Department of Biochemistry and Molecular Pharmacology, University of Massachusetts Medical School, Worcester, Massachusetts, USA.
Nat Protoc. 2012 Jun 21;7(7):1382-96. doi: 10.1038/nprot.2012.069.
Deep sequencing can accurately measure the relative abundance of hundreds of mutations in a single bulk competition experiment, which can give a direct readout of the fitness of each mutant. Here we describe a protocol that we previously developed and optimized to measure the fitness effects of all possible individual codon substitutions for 10-aa regions of essential genes in yeast.

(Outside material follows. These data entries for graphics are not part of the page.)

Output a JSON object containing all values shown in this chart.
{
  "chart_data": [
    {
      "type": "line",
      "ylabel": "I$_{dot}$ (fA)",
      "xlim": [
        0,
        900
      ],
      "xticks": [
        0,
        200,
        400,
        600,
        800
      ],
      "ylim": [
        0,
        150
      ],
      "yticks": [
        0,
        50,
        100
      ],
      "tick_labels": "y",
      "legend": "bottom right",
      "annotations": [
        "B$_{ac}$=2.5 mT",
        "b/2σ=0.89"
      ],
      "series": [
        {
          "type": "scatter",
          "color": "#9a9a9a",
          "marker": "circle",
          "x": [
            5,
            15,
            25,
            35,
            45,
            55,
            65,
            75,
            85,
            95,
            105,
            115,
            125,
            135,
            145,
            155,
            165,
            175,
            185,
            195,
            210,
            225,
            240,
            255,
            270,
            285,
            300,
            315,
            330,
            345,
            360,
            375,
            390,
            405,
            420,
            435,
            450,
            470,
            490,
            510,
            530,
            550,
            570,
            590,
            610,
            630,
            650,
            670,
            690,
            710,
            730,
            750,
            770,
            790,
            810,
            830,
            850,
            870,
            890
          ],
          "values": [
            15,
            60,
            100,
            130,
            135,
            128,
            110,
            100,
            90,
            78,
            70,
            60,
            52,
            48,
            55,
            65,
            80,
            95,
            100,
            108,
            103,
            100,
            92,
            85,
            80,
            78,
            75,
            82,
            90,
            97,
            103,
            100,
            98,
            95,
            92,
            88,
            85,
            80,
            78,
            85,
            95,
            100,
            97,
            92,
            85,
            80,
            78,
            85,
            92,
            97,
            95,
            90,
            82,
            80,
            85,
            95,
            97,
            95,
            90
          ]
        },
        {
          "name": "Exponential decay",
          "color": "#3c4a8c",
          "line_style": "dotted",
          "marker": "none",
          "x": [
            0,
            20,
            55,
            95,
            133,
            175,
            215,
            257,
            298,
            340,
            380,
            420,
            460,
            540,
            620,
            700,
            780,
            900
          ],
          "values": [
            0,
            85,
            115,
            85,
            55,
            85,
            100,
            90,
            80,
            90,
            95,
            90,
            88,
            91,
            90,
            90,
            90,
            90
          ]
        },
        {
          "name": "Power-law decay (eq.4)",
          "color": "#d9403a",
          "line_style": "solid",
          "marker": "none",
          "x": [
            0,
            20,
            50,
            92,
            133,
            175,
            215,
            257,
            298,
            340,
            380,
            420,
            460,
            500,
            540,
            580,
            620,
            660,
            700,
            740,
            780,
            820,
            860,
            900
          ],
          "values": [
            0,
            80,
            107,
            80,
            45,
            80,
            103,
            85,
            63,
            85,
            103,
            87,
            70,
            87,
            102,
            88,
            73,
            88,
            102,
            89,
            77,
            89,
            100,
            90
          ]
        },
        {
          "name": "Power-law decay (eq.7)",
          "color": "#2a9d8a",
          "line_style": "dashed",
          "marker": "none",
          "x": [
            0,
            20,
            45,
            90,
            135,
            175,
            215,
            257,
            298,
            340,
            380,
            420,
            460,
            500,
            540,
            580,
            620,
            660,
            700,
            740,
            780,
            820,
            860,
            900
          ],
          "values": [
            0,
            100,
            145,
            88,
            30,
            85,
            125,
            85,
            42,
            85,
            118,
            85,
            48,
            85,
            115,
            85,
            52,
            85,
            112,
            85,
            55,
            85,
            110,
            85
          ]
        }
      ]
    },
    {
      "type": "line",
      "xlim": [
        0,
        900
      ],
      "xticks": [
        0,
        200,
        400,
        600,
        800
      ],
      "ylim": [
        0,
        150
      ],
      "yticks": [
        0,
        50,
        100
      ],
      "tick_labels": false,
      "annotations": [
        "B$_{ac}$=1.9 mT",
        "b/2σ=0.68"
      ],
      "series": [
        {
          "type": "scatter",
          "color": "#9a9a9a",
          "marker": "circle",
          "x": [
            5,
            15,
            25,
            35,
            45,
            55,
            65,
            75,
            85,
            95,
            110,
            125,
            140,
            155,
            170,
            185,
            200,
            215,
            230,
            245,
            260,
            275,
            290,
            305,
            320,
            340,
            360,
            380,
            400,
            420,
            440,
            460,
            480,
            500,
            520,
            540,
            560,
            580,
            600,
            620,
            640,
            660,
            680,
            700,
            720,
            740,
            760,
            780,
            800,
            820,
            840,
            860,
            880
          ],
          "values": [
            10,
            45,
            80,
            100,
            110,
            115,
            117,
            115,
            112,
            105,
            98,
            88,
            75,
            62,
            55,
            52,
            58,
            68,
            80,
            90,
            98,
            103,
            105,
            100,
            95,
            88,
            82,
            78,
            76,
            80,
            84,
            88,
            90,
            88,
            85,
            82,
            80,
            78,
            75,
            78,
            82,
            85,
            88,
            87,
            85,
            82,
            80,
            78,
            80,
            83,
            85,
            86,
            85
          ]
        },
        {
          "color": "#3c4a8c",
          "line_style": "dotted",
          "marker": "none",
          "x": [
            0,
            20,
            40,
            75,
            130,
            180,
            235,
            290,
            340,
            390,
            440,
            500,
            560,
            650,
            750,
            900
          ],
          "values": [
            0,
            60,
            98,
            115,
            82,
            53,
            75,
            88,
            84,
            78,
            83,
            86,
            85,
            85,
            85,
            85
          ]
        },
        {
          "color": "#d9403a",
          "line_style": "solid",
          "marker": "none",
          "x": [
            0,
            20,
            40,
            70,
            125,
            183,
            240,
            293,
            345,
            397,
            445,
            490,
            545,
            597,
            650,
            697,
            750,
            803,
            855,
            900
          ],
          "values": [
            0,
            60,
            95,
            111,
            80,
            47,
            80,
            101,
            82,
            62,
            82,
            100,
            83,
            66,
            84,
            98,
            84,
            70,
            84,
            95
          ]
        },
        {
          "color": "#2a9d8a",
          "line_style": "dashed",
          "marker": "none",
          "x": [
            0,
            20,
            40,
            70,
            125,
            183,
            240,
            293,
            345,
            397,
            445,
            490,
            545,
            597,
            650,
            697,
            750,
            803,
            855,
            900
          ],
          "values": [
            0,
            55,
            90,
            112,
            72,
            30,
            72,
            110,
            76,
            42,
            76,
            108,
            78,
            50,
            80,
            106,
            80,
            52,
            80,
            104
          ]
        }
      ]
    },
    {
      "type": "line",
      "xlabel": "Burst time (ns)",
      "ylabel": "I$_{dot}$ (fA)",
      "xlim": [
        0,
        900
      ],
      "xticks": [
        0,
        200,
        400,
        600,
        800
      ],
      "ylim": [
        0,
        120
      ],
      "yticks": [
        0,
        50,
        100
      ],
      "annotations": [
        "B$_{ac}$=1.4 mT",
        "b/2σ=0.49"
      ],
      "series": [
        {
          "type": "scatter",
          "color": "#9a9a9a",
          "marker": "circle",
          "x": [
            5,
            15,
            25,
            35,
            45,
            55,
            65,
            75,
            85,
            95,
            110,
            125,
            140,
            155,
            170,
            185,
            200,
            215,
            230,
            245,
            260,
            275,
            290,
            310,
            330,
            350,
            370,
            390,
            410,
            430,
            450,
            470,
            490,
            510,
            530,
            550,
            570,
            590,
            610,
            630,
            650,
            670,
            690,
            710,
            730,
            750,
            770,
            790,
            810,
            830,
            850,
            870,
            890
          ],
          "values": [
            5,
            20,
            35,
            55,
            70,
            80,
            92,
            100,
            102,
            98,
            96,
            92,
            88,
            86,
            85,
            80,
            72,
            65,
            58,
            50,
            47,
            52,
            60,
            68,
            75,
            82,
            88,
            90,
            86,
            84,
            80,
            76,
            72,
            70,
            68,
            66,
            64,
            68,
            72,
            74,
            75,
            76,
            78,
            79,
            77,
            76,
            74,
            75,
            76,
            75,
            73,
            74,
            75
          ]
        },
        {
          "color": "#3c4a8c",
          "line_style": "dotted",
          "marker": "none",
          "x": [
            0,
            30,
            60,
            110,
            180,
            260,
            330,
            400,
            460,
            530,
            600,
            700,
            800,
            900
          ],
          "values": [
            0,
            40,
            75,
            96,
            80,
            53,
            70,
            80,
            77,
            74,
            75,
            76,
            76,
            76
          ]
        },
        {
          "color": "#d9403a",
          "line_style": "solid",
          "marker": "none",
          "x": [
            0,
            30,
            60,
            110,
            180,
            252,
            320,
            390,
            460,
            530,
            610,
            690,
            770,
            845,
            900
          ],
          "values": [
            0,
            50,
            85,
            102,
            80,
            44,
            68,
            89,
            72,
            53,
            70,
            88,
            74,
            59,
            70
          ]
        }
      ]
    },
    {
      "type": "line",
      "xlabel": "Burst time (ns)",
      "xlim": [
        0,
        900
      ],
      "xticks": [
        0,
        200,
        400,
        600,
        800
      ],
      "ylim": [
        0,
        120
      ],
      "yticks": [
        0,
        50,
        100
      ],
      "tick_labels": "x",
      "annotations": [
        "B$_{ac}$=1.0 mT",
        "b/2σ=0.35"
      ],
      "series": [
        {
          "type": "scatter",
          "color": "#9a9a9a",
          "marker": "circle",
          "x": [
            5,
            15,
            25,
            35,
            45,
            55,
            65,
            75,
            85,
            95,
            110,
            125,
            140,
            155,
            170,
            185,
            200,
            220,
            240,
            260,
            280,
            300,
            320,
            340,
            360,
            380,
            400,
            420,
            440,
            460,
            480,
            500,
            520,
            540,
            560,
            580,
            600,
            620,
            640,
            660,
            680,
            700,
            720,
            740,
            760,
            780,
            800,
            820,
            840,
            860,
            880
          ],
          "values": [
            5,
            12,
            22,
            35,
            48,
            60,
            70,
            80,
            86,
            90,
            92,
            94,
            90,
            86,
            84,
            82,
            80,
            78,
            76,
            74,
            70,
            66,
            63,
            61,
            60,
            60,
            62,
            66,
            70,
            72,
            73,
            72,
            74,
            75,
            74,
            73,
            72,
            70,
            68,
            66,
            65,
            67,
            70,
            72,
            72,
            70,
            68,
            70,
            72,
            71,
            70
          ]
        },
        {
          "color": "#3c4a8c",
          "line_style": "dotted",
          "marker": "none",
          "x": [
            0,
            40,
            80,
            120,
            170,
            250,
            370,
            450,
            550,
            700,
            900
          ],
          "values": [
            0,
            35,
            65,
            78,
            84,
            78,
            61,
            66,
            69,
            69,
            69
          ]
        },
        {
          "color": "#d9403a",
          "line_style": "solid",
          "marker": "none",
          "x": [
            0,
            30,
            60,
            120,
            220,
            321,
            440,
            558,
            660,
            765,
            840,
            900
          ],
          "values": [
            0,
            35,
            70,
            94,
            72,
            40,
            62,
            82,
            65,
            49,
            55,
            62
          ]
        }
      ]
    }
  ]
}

Starting with a conditional strain (i.e., a temperature-sensitive strain), we describe how to efficiently generate plasmid libraries of point mutants that can then be transformed to generate libraries of yeast. The yeast libraries are competed under conditions that select for mutant function. Deep-sequencing analyses are used to determine the relative fitness of all mutants. This approach is faster and cheaper per mutant compared with analyzing individually isolated mutants. The protocol can be performed in ∼4 weeks and many 10-aa regions can be analyzed in parallel.
深度测序可以在单次批量竞争实验中准确测量数百种突变的相对丰度,从而直接反映每个突变体的适应性。在这里,我们描述了一个之前开发和优化的方案,用于测量酵母必需基因 10-aa 区域中所有可能的单个密码子替换的适应性效应。从条件性菌株(即温度敏感株)开始,我们描述了如何有效地生成点突变质粒文库,然后将其转化为酵母文库。在选择突变体功能的条件下对酵母文库进行竞争。深度测序分析用于确定所有突变体的相对适应性。与逐个分析分离的突变体相比,这种方法每个突变体的速度更快,成本更低。该方案大约可以在 4 周内完成,并且可以并行分析许多 10-aa 区域。